Hilla hatte gerade ihre Tasche über die Schulter geworfen, als das Telefon klingelte.
»Polizeiobermeisterin Petersen.«
»Grobel hier, von der KTU. Ist Hauptkommissar Lehmann noch da?« Der Mann klang gehetzt.
Hilla schüttelte automatisch den Kopf, auch wenn das der Kollege am Telefon nicht sah. »Der hat vor fünf Minuten Feierabend gemacht«, sagte sie. »Den erwischen Sie nur noch auf dem Handy.«
»Dann versuche ich das mal«, meinte Grobel.

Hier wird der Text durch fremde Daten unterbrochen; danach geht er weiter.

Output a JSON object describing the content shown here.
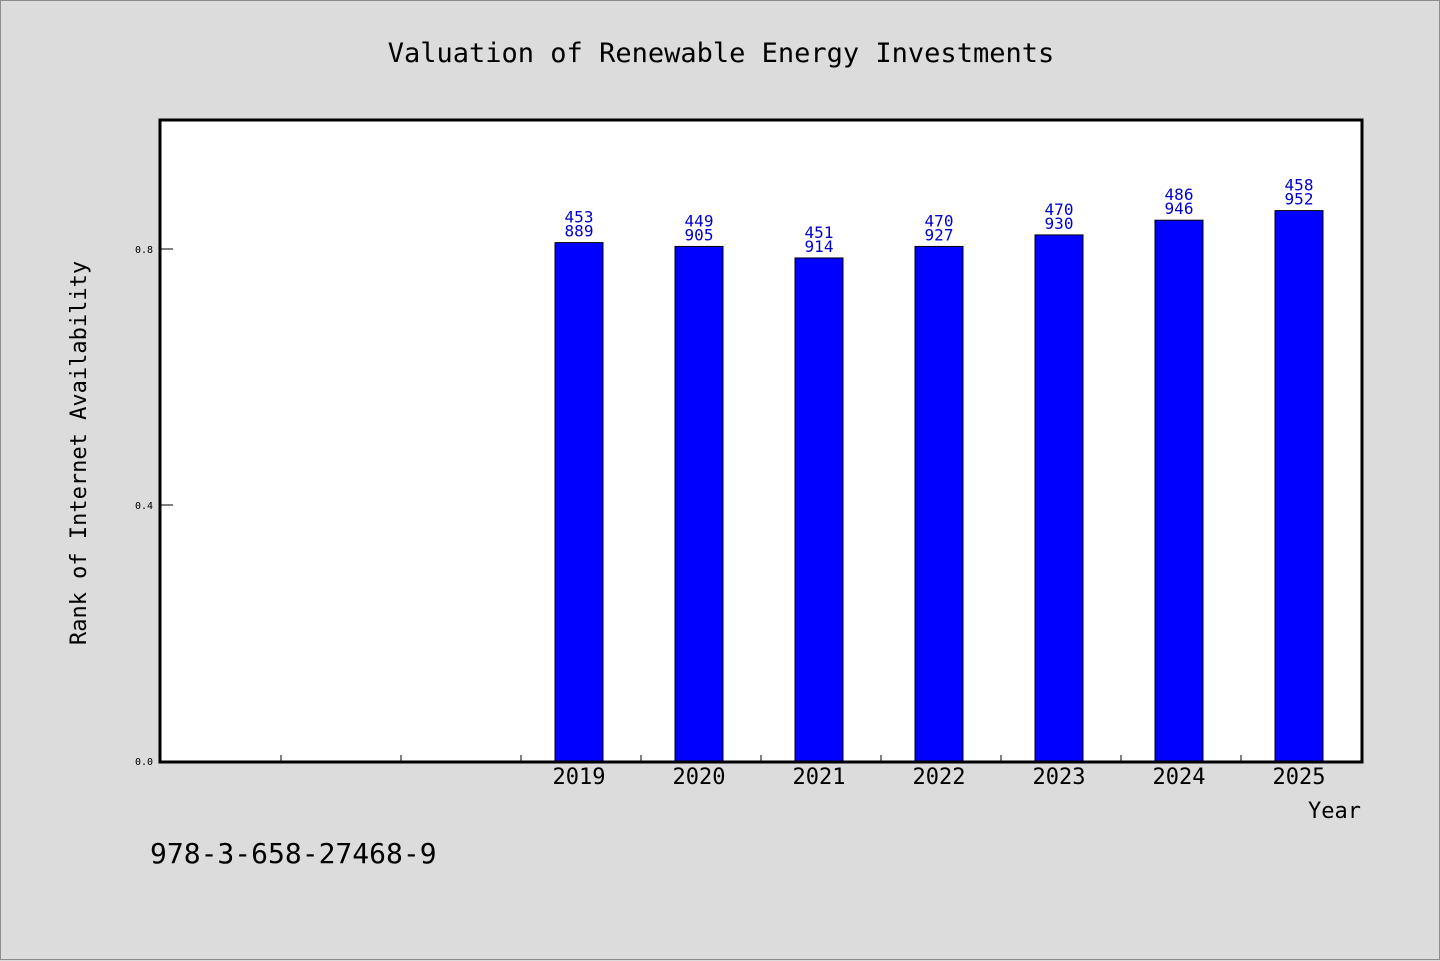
{
  "chart_data": {
    "type": "bar",
    "title": "Valuation of Renewable Energy Investments",
    "xlabel": "Year",
    "ylabel": "Rank of Internet Availability",
    "ylim": [
      0,
      1.0
    ],
    "yticks": [
      "0.0",
      "0.4",
      "0.8"
    ],
    "ytick_values": [
      0.0,
      0.4,
      0.8
    ],
    "xticks": [
      "2019",
      "2020",
      "2021",
      "2022",
      "2023",
      "2024",
      "2025"
    ],
    "x_slots": 10,
    "categories": [
      "2019",
      "2020",
      "2021",
      "2022",
      "2023",
      "2024",
      "2025"
    ],
    "values": [
      0.81,
      0.804,
      0.786,
      0.804,
      0.822,
      0.845,
      0.86
    ],
    "data_labels_top": [
      "453",
      "449",
      "451",
      "470",
      "470",
      "486",
      "458"
    ],
    "data_labels_bottom": [
      "889",
      "905",
      "914",
      "927",
      "930",
      "946",
      "952"
    ],
    "bar_color": "#0000ff",
    "label_color": "#0000cc",
    "grid": false,
    "legend": "none"
  },
  "footnote": "978-3-658-27468-9",
  "colors": {
    "background": "#dcdcdc",
    "plot_background": "#ffffff"
  }
}
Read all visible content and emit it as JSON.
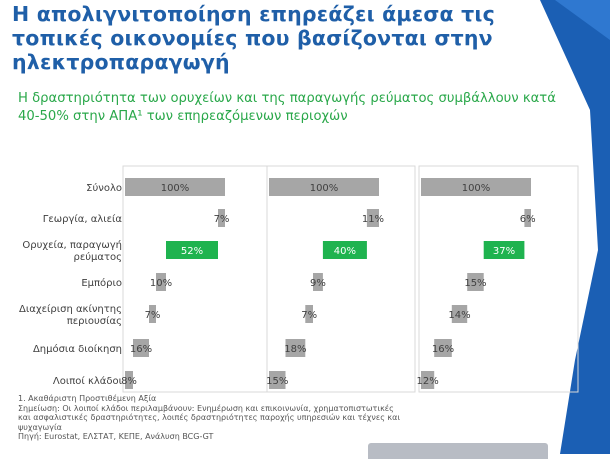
{
  "title": "Η απολιγνιτοποίηση επηρεάζει άμεσα τις τοπικές οικονομίες που βασίζονται στην ηλεκτροπαραγωγή",
  "subtitle": "Η δραστηριότητα των ορυχείων και της παραγωγής ρεύματος συμβάλλουν κατά 40-50% στην ΑΠΑ¹ των επηρεαζόμενων περιοχών",
  "footnotes": [
    "1. Ακαθάριστη Προστιθέμενη Αξία",
    "Σημείωση: Οι λοιποί κλάδοι περιλαμβάνουν: Ενημέρωση και επικοινωνία, χρηματοπιστωτικές",
    "και ασφαλιστικές δραστηριότητες, λοιπές δραστηριότητες παροχής υπηρεσιών και τέχνες και",
    "ψυχαγωγία",
    "Πηγή: Eurostat, ΕΛΣΤΑΤ, ΚΕΠΕ, Ανάλυση BCG-GT"
  ],
  "colors": {
    "title": "#1f5fa8",
    "subtitle": "#2aa84a",
    "bar_gray": "#a6a6a6",
    "bar_green": "#1fb34f",
    "deco_blue": "#1b5fb4"
  },
  "chart_data": {
    "type": "bar",
    "categories": [
      "Σύνολο",
      "Γεωργία, αλιεία",
      "Ορυχεία, παραγωγή ρεύματος",
      "Εμπόριο",
      "Διαχείριση ακίνητης περιουσίας",
      "Δημόσια διοίκηση",
      "Λοιποί κλάδοι"
    ],
    "category_lines": [
      [
        "Σύνολο"
      ],
      [
        "Γεωργία, αλιεία"
      ],
      [
        "Ορυχεία, παραγωγή",
        "ρεύματος"
      ],
      [
        "Εμπόριο"
      ],
      [
        "Διαχείριση ακίνητης",
        "περιουσίας"
      ],
      [
        "Δημόσια διοίκηση"
      ],
      [
        "Λοιποί κλάδοι"
      ]
    ],
    "highlight_index": 2,
    "unit": "%",
    "series": [
      {
        "values": [
          100,
          7,
          52,
          10,
          7,
          16,
          8
        ]
      },
      {
        "values": [
          100,
          11,
          40,
          9,
          7,
          18,
          15
        ]
      },
      {
        "values": [
          100,
          6,
          37,
          15,
          14,
          16,
          12
        ]
      }
    ]
  }
}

»Warten Sie«, sagte Hilla schnell. »Gibt es was Neues?«
»Die ballistische Untersuchung im Fall Matthias Langner ist abgeschlossen.«
Hilla umklammerte mit den Fingern die Schreibtischkante. »Was ist rausgekommen?«
»Bei der Tatwaffe handelt es sich höchstwahrscheinlich um die Dienstwaffe von David Kern.«
»Wie hoch ist denn die Wahrscheinlichkeit?«, erkundigte sie sich. Ihre Lippen fühlten sich plötzlich ganz taub an.
»Neunundneunzig Komma neun Prozent«, gab er zurück. »Der Abgleich der Profile war eindeutig positiv.«
»Danke«, murmelte Hilla tonlos, bevor sie auflegte. Verdammt, David! Wie kann es sein, dass Langner mit deiner Waffe erschossen wurde, du aber keine Schmauchspuren an den Händen hattest?